MY OTHER BLOG

If you got here because I commented and you were directed to this blog, it is because Blogger will not show both blogs. So you can get to my Pat's Posts, by clicking this link..my miscellany, the first blog while this is just about books.

Monday, May 2, 2016

Dead Wake by Erik Larson

Dead Wake is another excellent historical research nonfiction novel by Erik Larson, published 2015 by Crown Publishers, 353 pages, 6 pages of Acknowledgements, 50 pages of Notes, 8 pages of Bibliography and the Index  all together to offer a complete story of the sinking of the Lusitania.  This is the 3rd novel  of Larson's I have read and enjoyed.  This relates the voyage of the commercial Cunard cruise ship, Lucy aka Lusitania, torpedoed and sunk by a German U20 boat near the end of its sailing across the Atlantic from New York  to Liverpool.  The sinking of this ship, death of the American passengers including some who were very prominent precipitated the entry of the United States in WWI.   May  7, 1915 making good their threat to sink commercial liners as well as military, the Germans stepped up U-2 boats off the coastal waters surrounding England. Captain Walther Schwieger of the Unterseeboot-20 aka U-20, submarine was responsible for the disaster.  As stated on the inside cover flap, " an array of forces both grand and achingly small--hubris, a chance fog, a closely guarded secret, and more--all converged to produce of the the great disasters of history." Of the 1959 passengers there were 189 Americans.  

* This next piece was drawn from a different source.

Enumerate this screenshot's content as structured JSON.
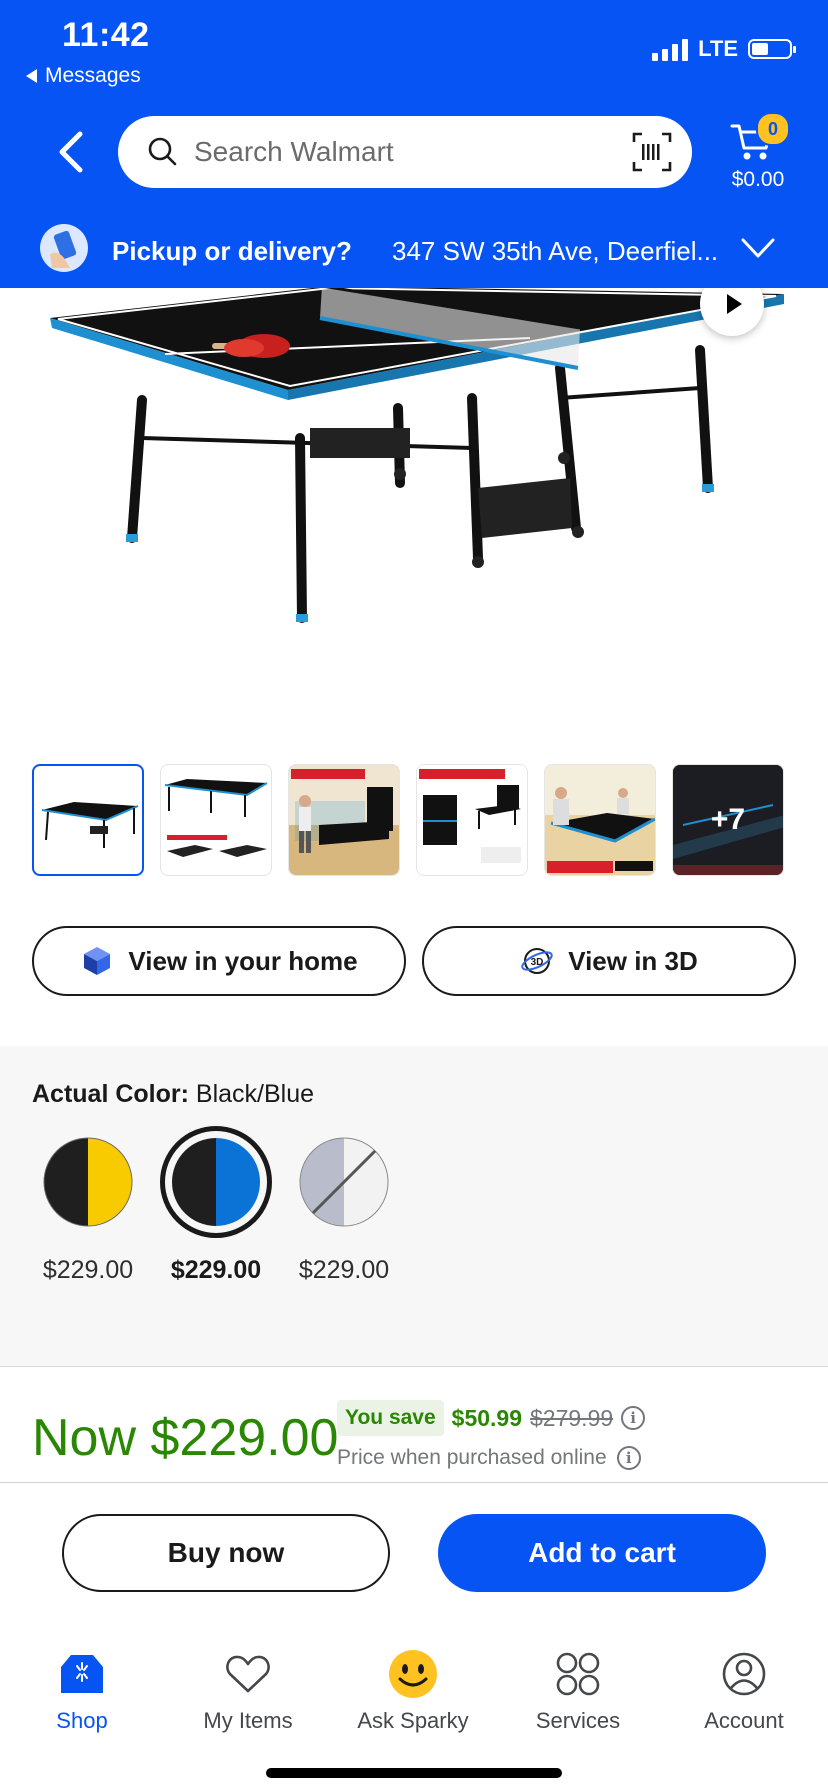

With all the historical information, the author does an excellent job introducing characters such as Captain Turner of the Lusitania, the German Captain  Schwieger, and many passengers and President Woodrow Wilson.  There is intrigue about the British Room 40, the secret decoders a system which was kept fully secret.  I had thought and recalled that the sinking of the Lusitania immediately drove President Wilson to enter WWI when actually the US did not enter the war for another two years. 

Erik Larson, author
I absolutely enjoyed reading this and learned a lot about the era, the technical aspects of the German submarines and President Woodrow Wilson. I felt sorry for Captain Turner being made the scapegoat by the Cunard line and the British Admirality. Pg. 355, Acknowledgements by the author:" What especially drew me was the rich array of materials available to help tell the story in as vivid a manner as possible, --such archival treasures  as telegrams, intercepted wireless messages, survivor depositions, secret intelligence ledgers, Kapitanleutnant Schwieger's actual war log, Edith Galt's love letters and even a film of the Lusitania's final departure from New York.  .....Finding these things was half the fun.  Every book is an expedition into unfamiliar realms, with both an intellectual and a physical component..  The intellectual journey takes you deep into a subject, to the point where you achieve a level of expertise...."  

Near the end  page 326 takes the reader down the lane of "what ifs", "if only ....Captain Turner had not had to wit the extra two hours for the transfer of passengers from the Cameronia he likely would have passed Schwieger in the fog, when the U-20 was submerged and on its way home.  ...More importantly had Turner not been compelled to shut down the fourth boiler room....." 

I give this the full 5*****.  Another excellent example of why historical nonfiction, properly researched and presented by a good author is my preference in reading.